A paper set to be delivered at next week’s SIGGRAPH 2017 conference has garnered a lot of pre-confab attention because the technology could possibly be used to produce fake news videos. But the technology described in the paper, “Synthesizing Obama: Learning Lip Sync From Audio,” could have many more beneficial uses, especially in the entertainment and gaming industries.
Researchers from the University of Washington have developed the technology to photorealistically put different words into former President Barack Obama’s mouth, based on several hours of video footage from his weekly addresses. They used a recurrent neural network to study how Obama’s mouth moves, then they manipulated his mouth and head motions as to sync them to rearranged words and sentences, creating new sentences.

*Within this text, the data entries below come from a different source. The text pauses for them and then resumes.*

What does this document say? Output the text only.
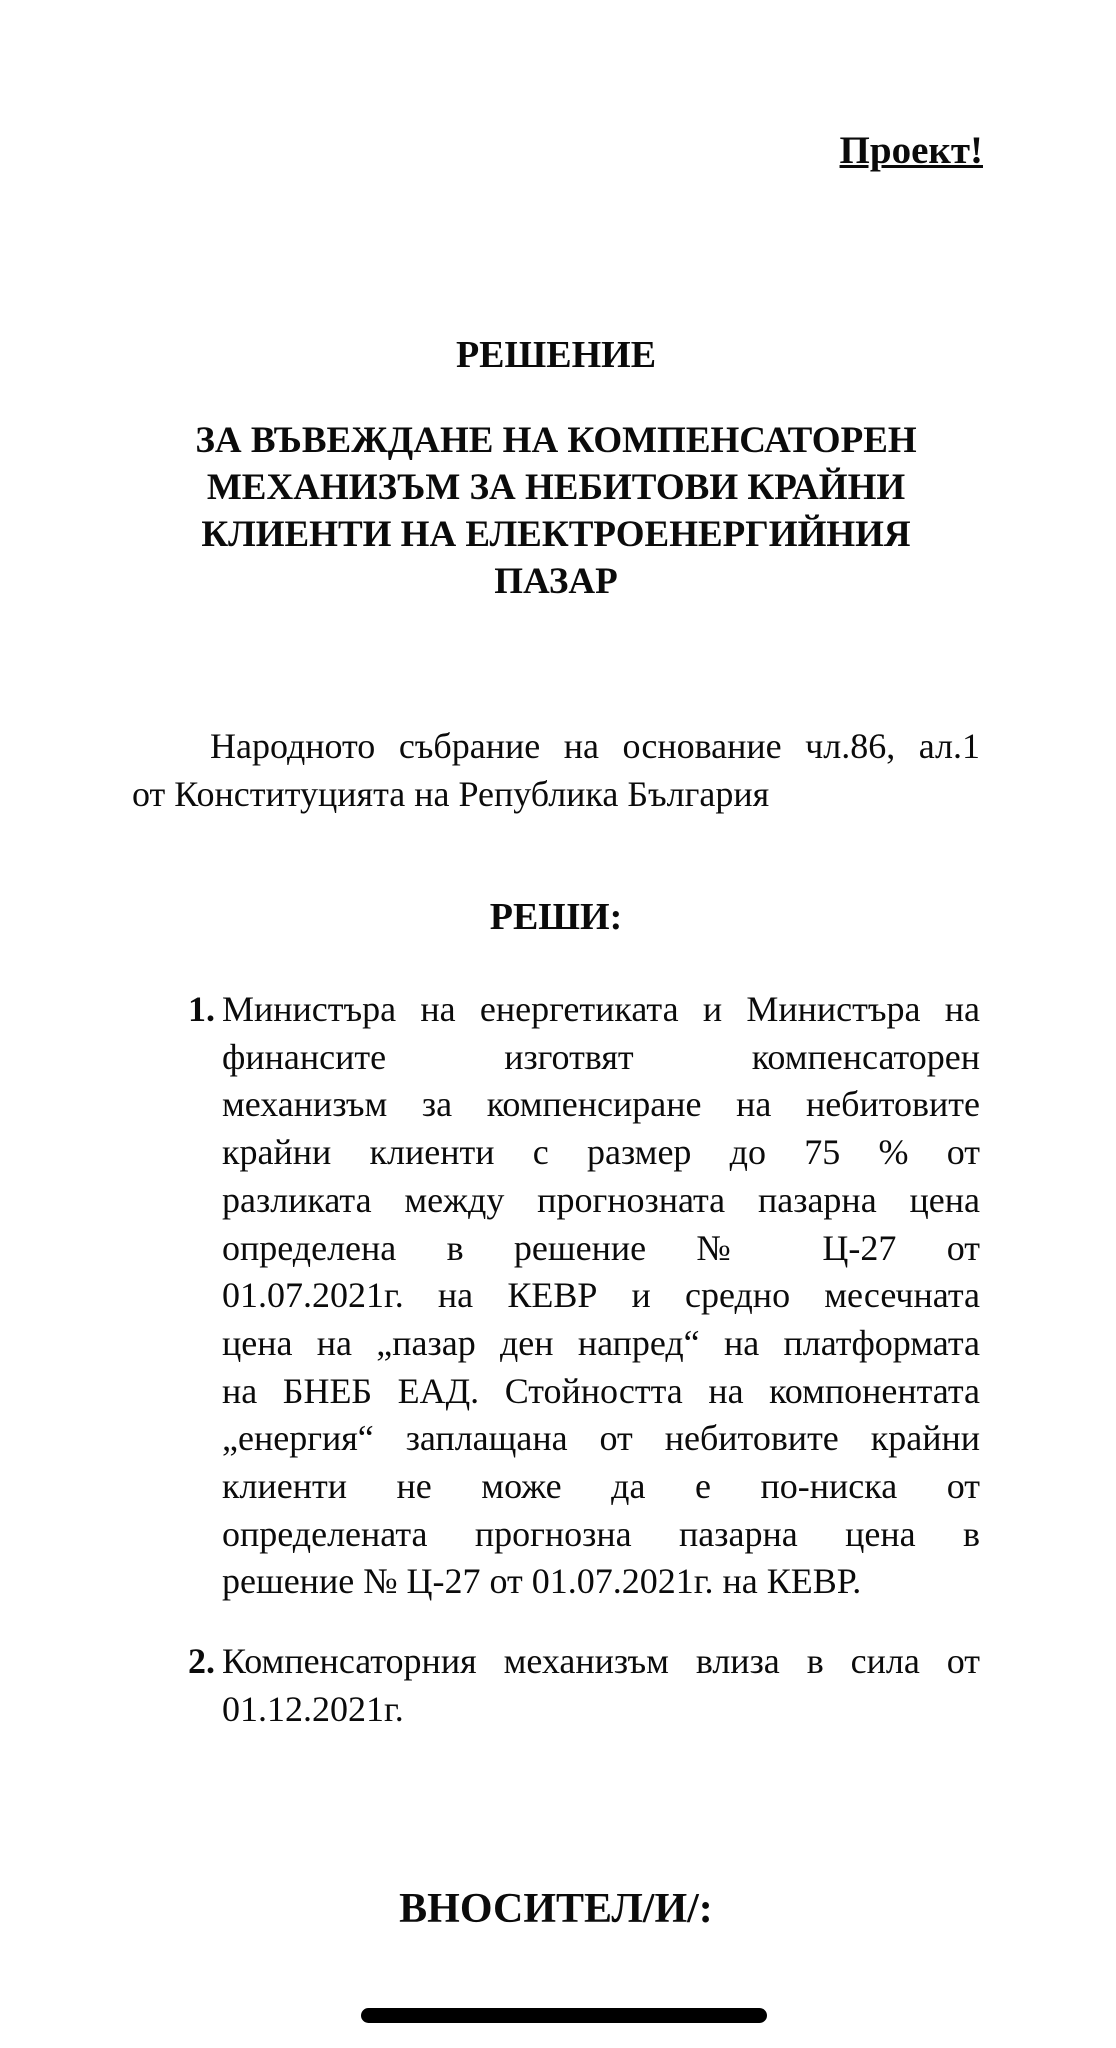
Проект!
РЕШЕНИЕ
ЗА ВЪВЕЖДАНЕ НА КОМПЕНСАТОРЕН
МЕХАНИЗЪМ ЗА НЕБИТОВИ КРАЙНИ
КЛИЕНТИ НА ЕЛЕКТРОЕНЕРГИЙНИЯ
ПАЗАР
Народното събрание на основание чл.86, ал.1
от Конституцията на Република България
РЕШИ:
1. Министъра на енергетиката и Министъра на
финансите изготвят компенсаторен
механизъм за компенсиране на небитовите
крайни клиенти с размер до 75 % от
разликата между прогнозната пазарна цена
определена в решение № Ц-27 от
01.07.2021г. на КЕВР и средно месечната
цена на „пазар ден напред“ на платформата
на БНЕБ ЕАД. Стойността на компонентата
„енергия“ заплащана от небитовите крайни
клиенти не може да е по-ниска от
определената прогнозна пазарна цена в
решение № Ц-27 от 01.07.2021г. на КЕВР.
2. Компенсаторния механизъм влиза в сила от
01.12.2021г.
ВНОСИТЕЛ/И/:
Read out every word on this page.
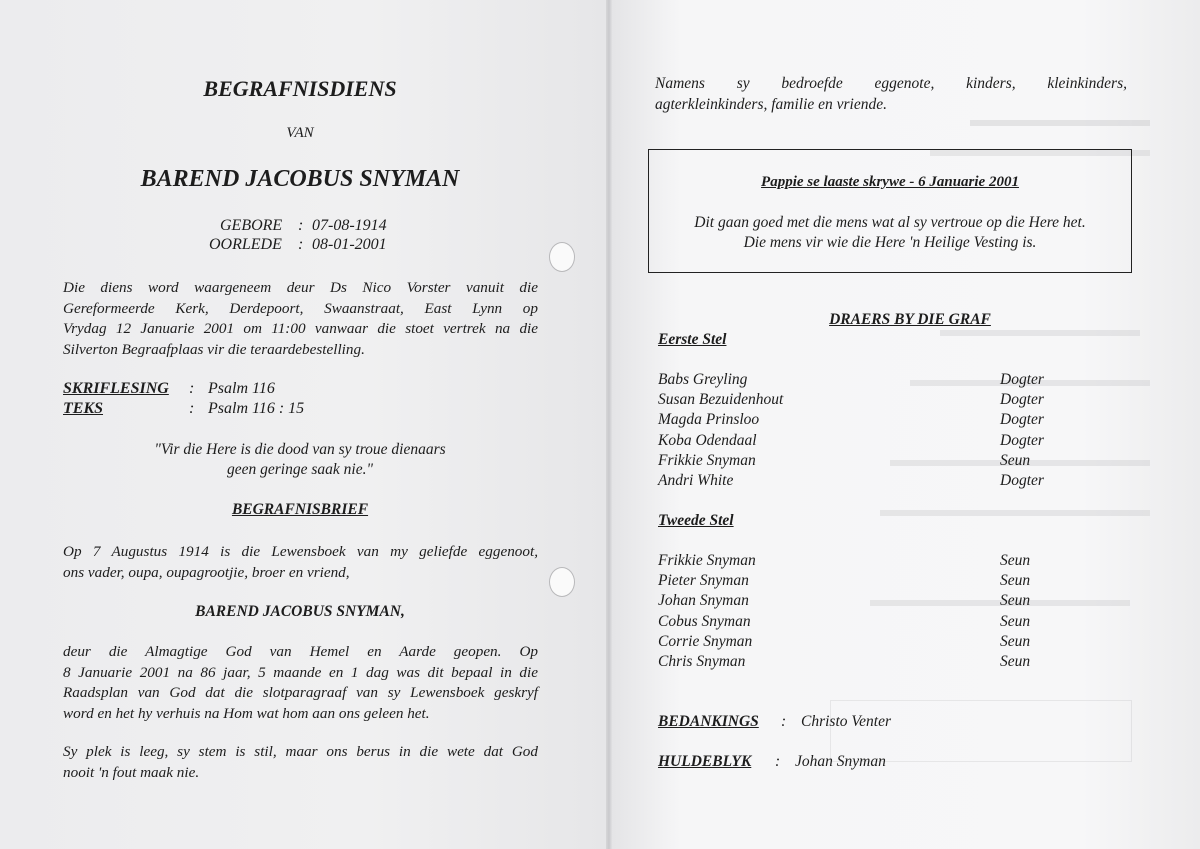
BEGRAFNISDIENS
VAN
BAREND JACOBUS SNYMAN
GEBORE : 07-08-1914
OORLEDE : 08-01-2001
Die diens word waargeneem deur Ds Nico Vorster vanuit die
Gereformeerde Kerk, Derdepoort, Swaanstraat, East Lynn op
Vrydag 12 Januarie 2001 om 11:00 vanwaar die stoet vertrek na die
Silverton Begraafplaas vir die teraardebestelling.
SKRIFLESING : Psalm 116
TEKS	: Psalm 116 : 15
"Vir die Here is die dood van sy troue dienaars
geen geringe saak nie."
BEGRAFNISBRIEF
Op 7 Augustus 1914 is die Lewensboek van my geliefde eggenoot,
ons vader, oupa, oupagrootjie, broer en vriend,
BAREND JACOBUS SNYMAN,
deur die Almagtige God van Hemel en Aarde geopen. Op
8 Januarie 2001 na 86 jaar, 5 maande en 1 dag was dit bepaal in die
Raadsplan van God dat die slotparagraaf van sy Lewensboek geskryf
word en het hy verhuis na Hom wat hom aan ons geleen het.
Sy plek is leeg, sy stem is stil, maar ons berus in die wete dat God
nooit 'n fout maak nie.
Namens sy bedroefde eggenote, kinders, kleinkinders,
agterkleinkinders, familie en vriende.
Pappie se laaste skrywe - 6 Januarie 2001
Dit gaan goed met die mens wat al sy vertroue op die Here het.
Die mens vir wie die Here 'n Heilige Vesting is.
DRAERS BY DIE GRAF
Eerste Stel
Babs Greyling	Dogter
Susan Bezuidenhout	Dogter
Magda Prinsloo	Dogter
Koba Odendaal	Dogter
Frikkie Snyman	Seun
Andri White	Dogter
Tweede Stel
Frikkie Snyman	Seun
Pieter Snyman	Seun
Johan Snyman	Seun
Cobus Snyman	Seun
Corrie Snyman	Seun
Chris Snyman	Seun
BEDANKINGS : Christo Venter
HULDEBLYK : Johan Snyman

It’s easy to see how this could potentially be used for nefarious purposes, but the technology is a long way away from becoming widely available and it would be fairly easy to detect in fake videos, according to Supasorn Suwajanakorn, the lead author of the study. “It would be relatively easy to develop a software to detect fake video,” he says. “Producing a truly realistic, hard-to-verify video may take much longer than that due to technical limitations.”
SIGGRAPH’s conference chair Jerome Solomon, dean of Cogswell Polytechnical College, notes that any new technology can be used for good or bad. “This is new technology in computer graphics,” he explains. “We’re making things that might not be believable believable and worlds that don’t exist exist. And I think people potentially using any technology out of our industry could use it for bad purposes or good.”
Plus, Solomon says echoing Suwajanakorn, “I think it’s a ways away from being available to everybody. Our conference is really a place where new technology comes in through our technical papers program, but it takes awhile for the technology to appear in the tools. Developers have to go and create the software to actually take this research and get it into the tools.”
And there are a wide variety of uses for this particular technology.
“Automatically editing video to allow accurate lip-sync to a new audio track is a novel advance on a very hot topic with many practical applications,” says Marie-Paule Cani,SIGGRAPH’s technical paper chair. “It could be used, for instance, to seamlessly dub a movie in a foreign language, or to correct what people said in video footage and no cost.”
A number of papers and exhibits of new technology will be on display at SIGGRAPH 2017, to be held July 30 through Aug. 3 at the Los Angeles Convention Center.
Among the many new technologies will be a presentation by brain-computer interface company Neurable. “They make a cap that you put on your head and it reads your brainwaves so you can use it instead of a mouse or a keyboard to do different things,” says Solomon. “They’re coming to SIGGRAPH with that technology to show how you can use it to play a game. Imagine playing a game without have a controller in your hand.”
A new addition to SIGGRAPH this year is a VR theater with ongoing programming. “We’re going to show VR films,” Solomon explains. “We’ll have high-end VR headsets and can actually demonstrate VR storytelling. With the sound and the high-end digital, it’s a really different experience.”